Le 1er mars 2026, pendant que le Brent franchissait les 80 dollars sous l’effet des frappes américano-israéliennes contre l’Iran, la Société de Gestion de la Bourse des Valeurs (SGBV) publiait un avis d’un autre ordre. Sur instruction de la Commission d’Organisation et de Surveillance des Opérations de Bourse (COSOB), elle prononçait la suspension de la cotation du titre Moustachir Spa, admis au compartiment de croissance du marché des titres de capital. La décision est entrée en vigueur dès la séance du même jour et demeure en vigueur jusqu’à nouvel ordre.
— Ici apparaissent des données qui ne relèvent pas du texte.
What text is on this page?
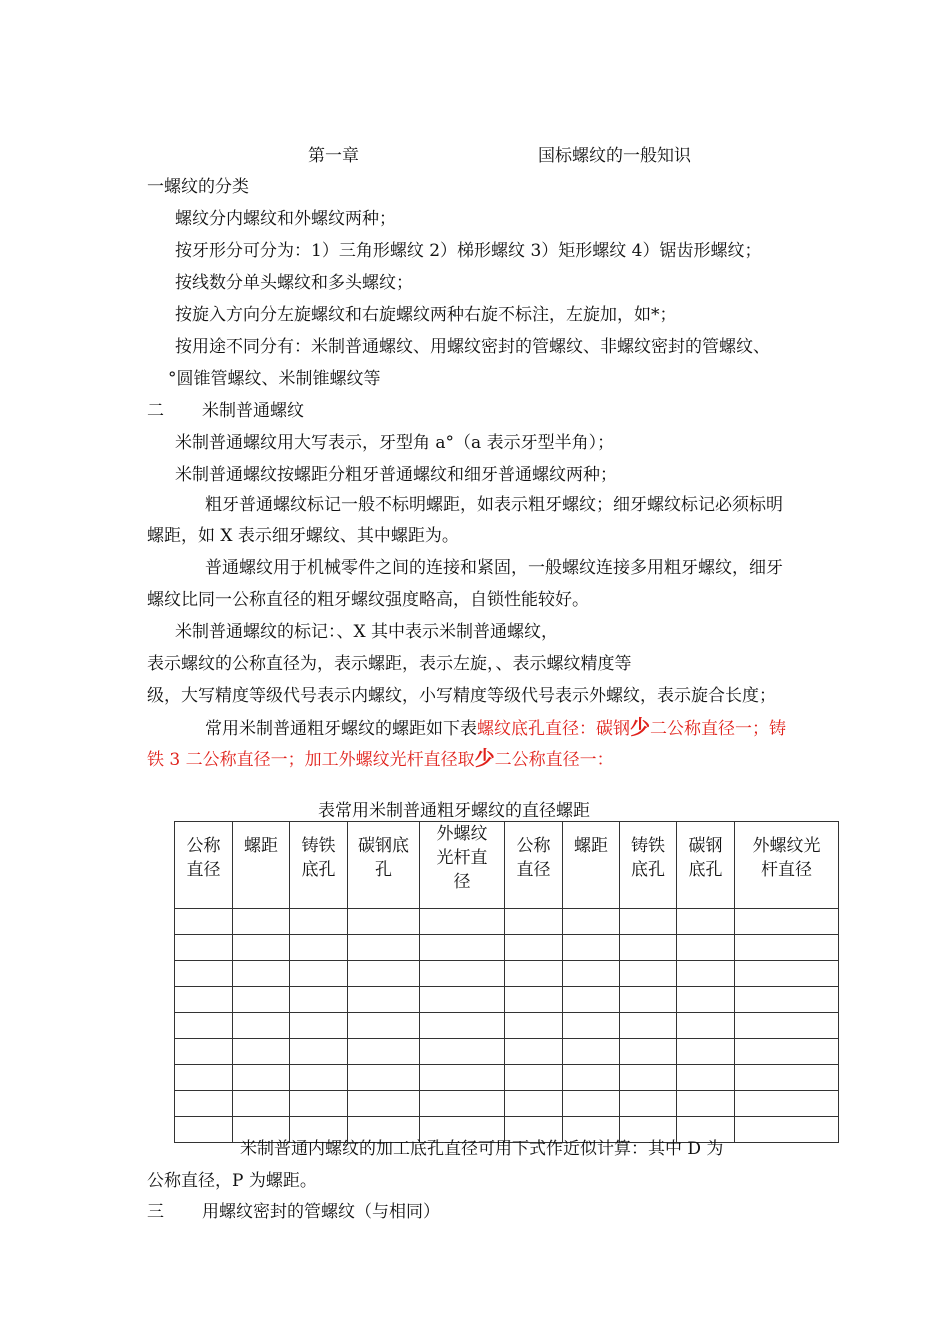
第一章	国标螺纹的一般知识
一螺纹的分类
螺纹分内螺纹和外螺纹两种；
按牙形分可分为：1）三角形螺纹 2）梯形螺纹 3）矩形螺纹 4）锯齿形螺纹；
按线数分单头螺纹和多头螺纹；
按旋入方向分左旋螺纹和右旋螺纹两种右旋不标注，左旋加，如*；
按用途不同分有：米制普通螺纹、用螺纹密封的管螺纹、非螺纹密封的管螺纹、
°圆锥管螺纹、米制锥螺纹等
二 米制普通螺纹
米制普通螺纹用大写表示，牙型角 a°（a 表示牙型半角）；
米制普通螺纹按螺距分粗牙普通螺纹和细牙普通螺纹两种；
粗牙普通螺纹标记一般不标明螺距，如表示粗牙螺纹；细牙螺纹标记必须标明
螺距，如 X 表示细牙螺纹、其中螺距为。
普通螺纹用于机械零件之间的连接和紧固，一般螺纹连接多用粗牙螺纹，细牙
螺纹比同一公称直径的粗牙螺纹强度略高，自锁性能较好。
米制普通螺纹的标记：、X 其中表示米制普通螺纹，
表示螺纹的公称直径为，表示螺距，表示左旋，、表示螺纹精度等
级，大写精度等级代号表示内螺纹，小写精度等级代号表示外螺纹，表示旋合长度；
常用米制普通粗牙螺纹的螺距如下表螺纹底孔直径：碳钢少二公称直径一；铸
铁 3 二公称直径一；加工外螺纹光杆直径取少二公称直径一：
表常用米制普通粗牙螺纹的直径螺距
公称直径	螺距	铸铁底孔	碳钢底孔	外螺纹光杆直径	公称直径	螺距	铸铁底孔	碳钢底孔	外螺纹光杆直径

米制普通内螺纹的加工底孔直径可用下式作近似计算：其中 D 为
公称直径，P 为螺距。
三 用螺纹密封的管螺纹（与相同）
Le motif invoqué est technique mais révélateur. Moustachir n’avait pas satisfait à l’obligation de désigner et de maintenir un promoteur en bourse, telle que l’impose l’article 49 du Règlement général de la Bourse des valeurs mobilières. Une lacune jugée suffisamment grave pour déclencher une suspension immédiate, conformément à l’article 45 du Décret législatif de 1993 qui régit le fonctionnement du marché.
Un marché occupé à gérer ses propres défaillances
Pendant que le Brent franchissait les 83 dollars le baril sous l’effet de la guerre en Iran, la Bourse d’Alger était occupée à gérer une défaillance réglementaire interne. L’indice DZAIRINDEX a clôturé ce même 1er mars à 3 785,20 points, en repli de 0,05 %, sans la moindre réaction au choc géopolitique qui agitait les places mondiales.
DZAIRINDEX et Brent — une décorrélation totale
24 février — 3 mars 2026Moustachir Spa avait été admis au compartiment croissance, segment censé accueillir des entreprises en développement et dynamiser un marché boursier que ses propres statistiques décrivent comme atone. Ce jour-là, l’ensemble du marché des titres de capital n’a généré que quatre transactions pour une valeur de 7,5 millions de dinars. La suspension d’un titre supplémentaire dans ce contexte de faible liquidité ne fait qu’accentuer la fragilité d’une place financière qui peine à jouer son rôle d’instrument de financement de l’économie nationale.